Trójwymiarowe obrazy twarzy

Zespół naukowców NEC-a, opracowujący rozwiązania biometryczne, stworzył nowy algorytm rozpoznawania twarzy, który może porównywać z dużą dokładnością rejestrowany wizerunek z obrazami przechowywanymi w bazie danych.

Do zapisywania danych rozwiązanie wykorzystuje deskryptory GIB (Geodesic Illumination Basis). Są one obliczane na podstawie trójwymiarowego obrazu twarzy, przy uwzględnieniu różnic w oświetleniu i mimice twarzy – co jest niedostępne w przypadku analizy obrazów 2D. Rozwiązanie NEC-a wymaga jednak, aby twarz była fotografowana w specjalnych trójwymiarowych fotokabinach.

Technologia wciąż jest na etapie dopracowywania, ale pierwsze testy przeprowadzone przez NEC-a pokazuja, że skuteczność algorytmu wynosi 96,5%. Tak więc pewność systemu nie jest na tyle wystarczająca, aby mógł on pełnić role jedynego zabezpieczenia, ale rozwiązanie może służyć do preselekcji osób podlegającej dalszej szczegółowej kontroli.

Idea działania systemu jest następująca: osoba podlegająca identyfikacji siada w kabinie, w której system robi cztery zdjęcia twarzy. W ten sposób skanowane są kontury twarzy, na podstawie których system uzyskuje trójwymiarową strukturę twarzy i tworzy jej siatkowy model.
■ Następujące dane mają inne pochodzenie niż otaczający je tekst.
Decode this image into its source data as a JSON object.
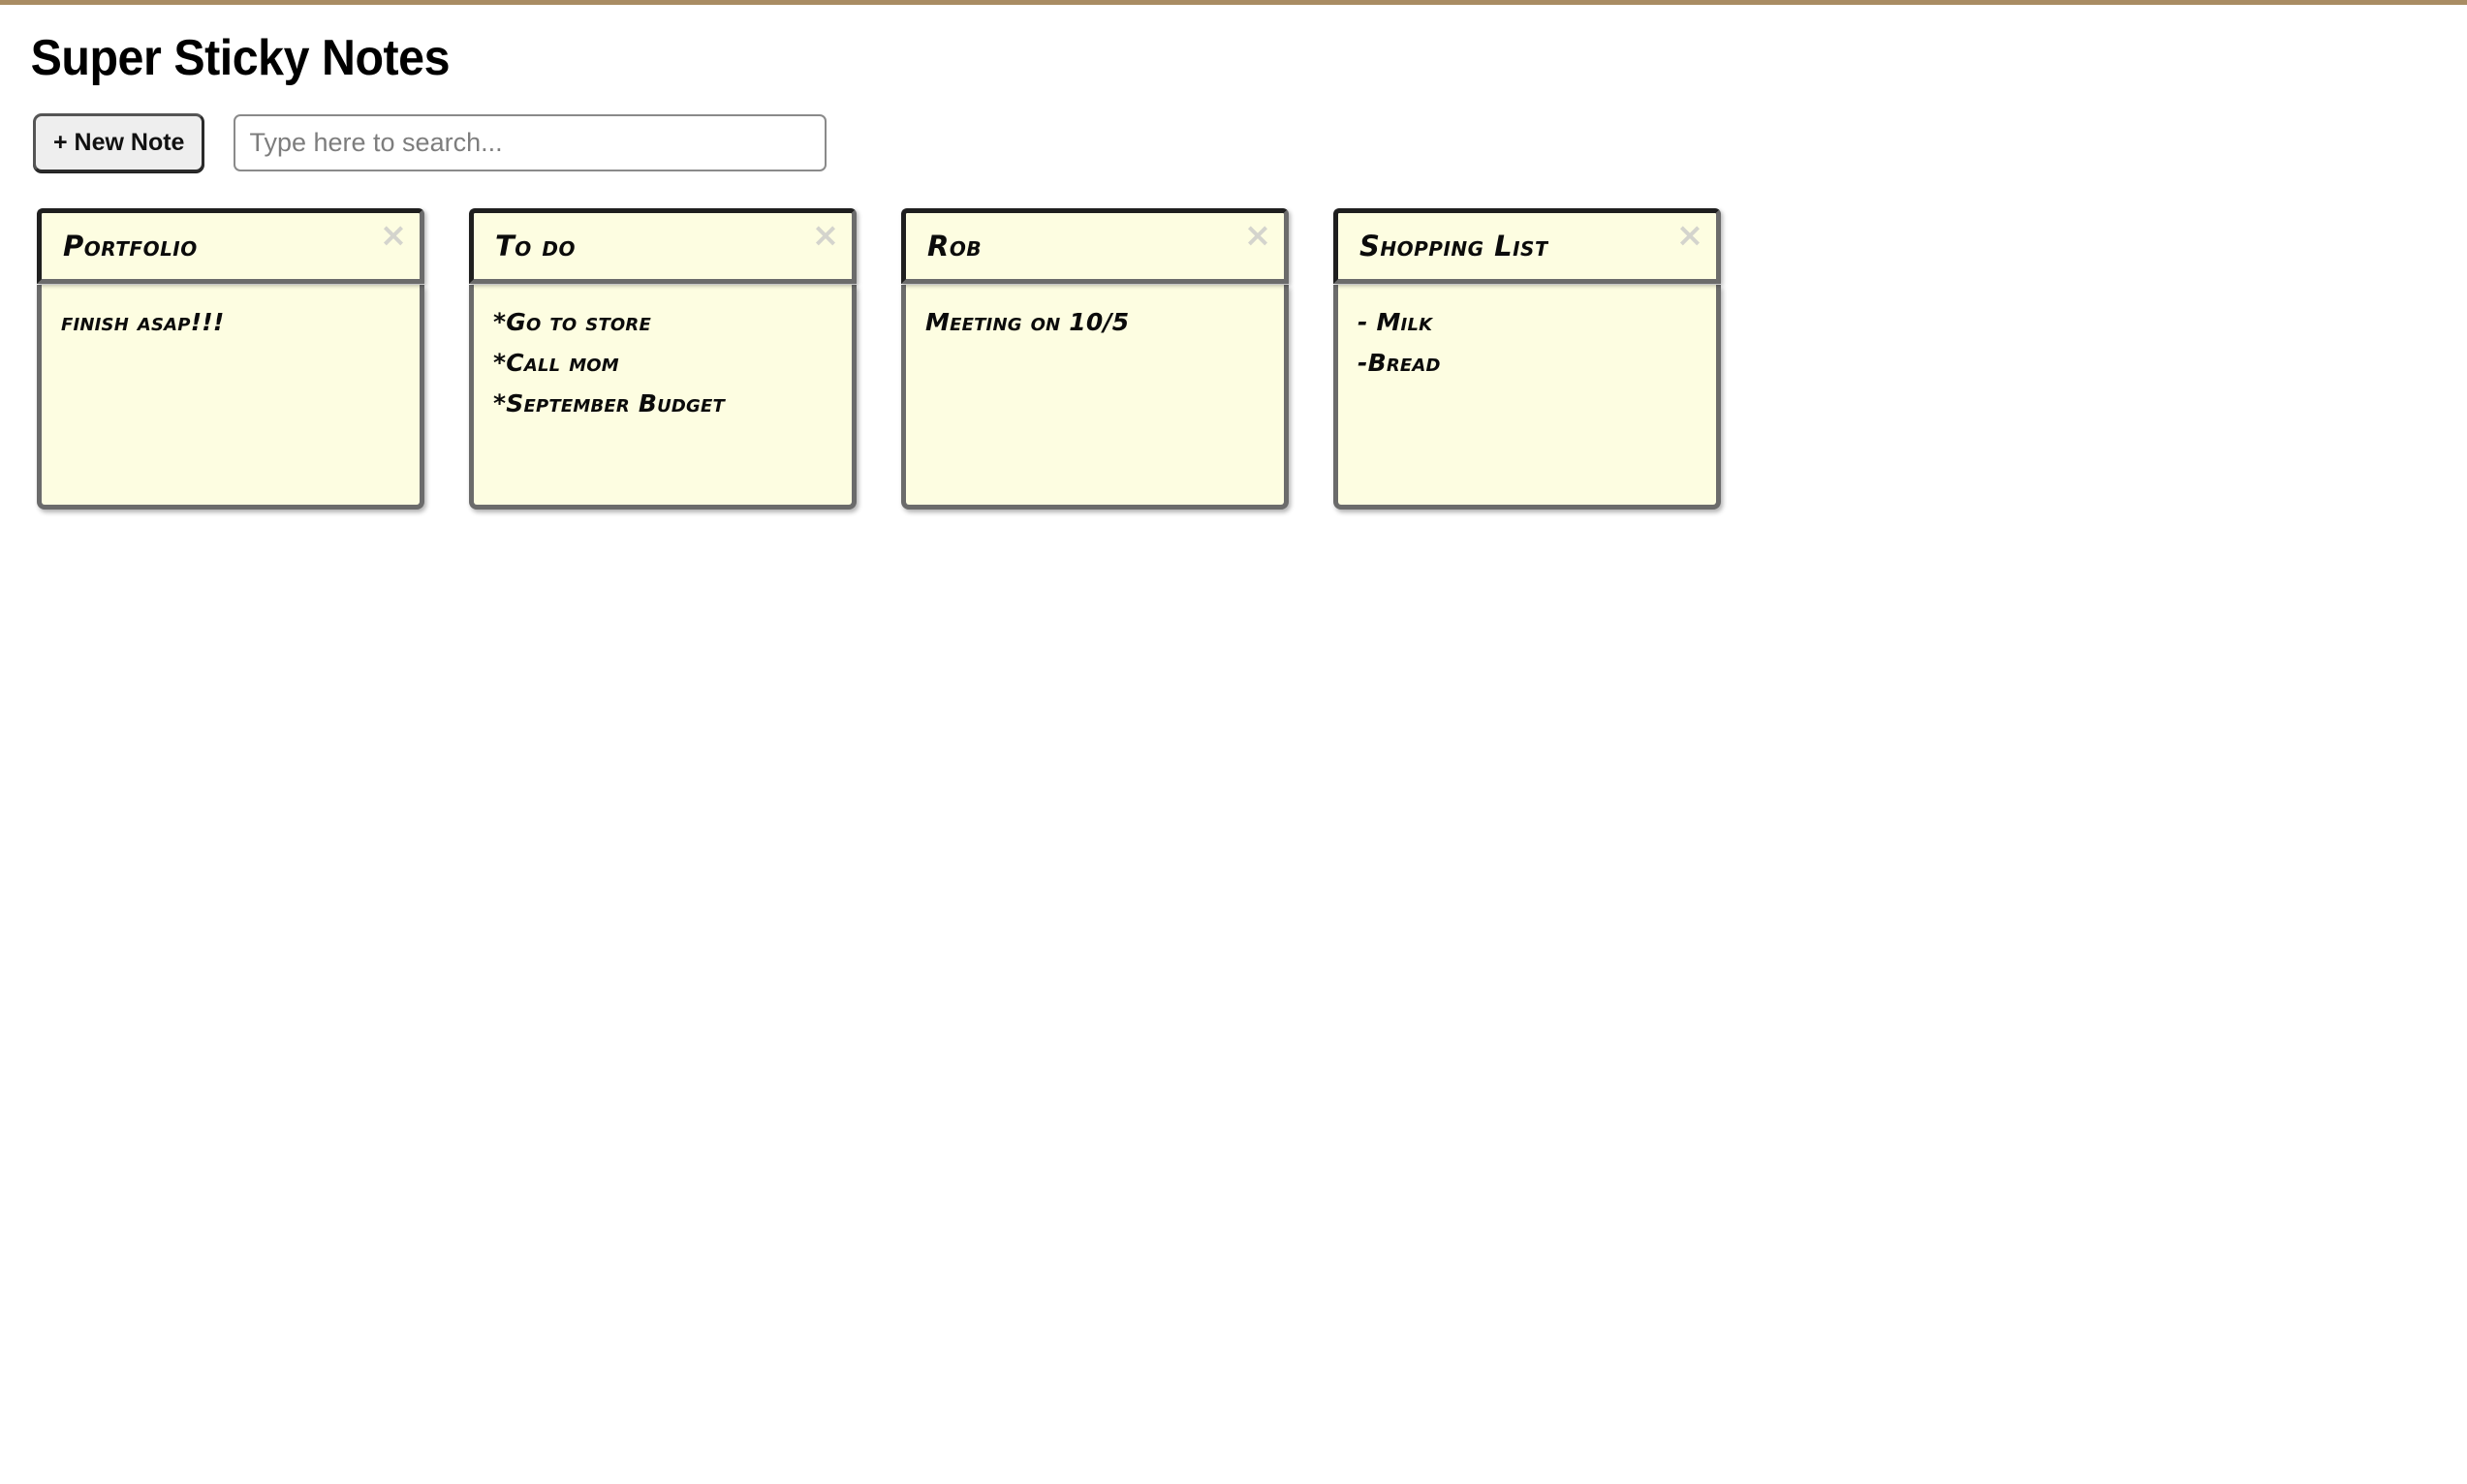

Następnie model ten zostaje „pokryty” warstwą skóry i w ten sposób powstaje trójwymiarowy obraz twarzy, którzy może być oglądany z dowolnej strony.

Dzięki temu, że skan twarzy jest trójwymiarowy, w analizie uzyskuje się dużo więcej punktów odniesienia, niż było to w przypadku analizy obrazów 2D, co skutkuje dużo większą dokładnością rozpoznawania.

Jak podaje NEC, system potrafi sobie poradzić ze zmianami wyglądu związanymi z tyciem i chudnięciem osoby, natomiast wciąż nie rozwiązaną kwestią pozostaje efekt starzenia się. Aby zachować dotychczasową pewność systemu, rozpoznawani ludzie musieliby podlegać wzorcowemu skanowaniu twarzy co pięć, maksymalnie sześć lat.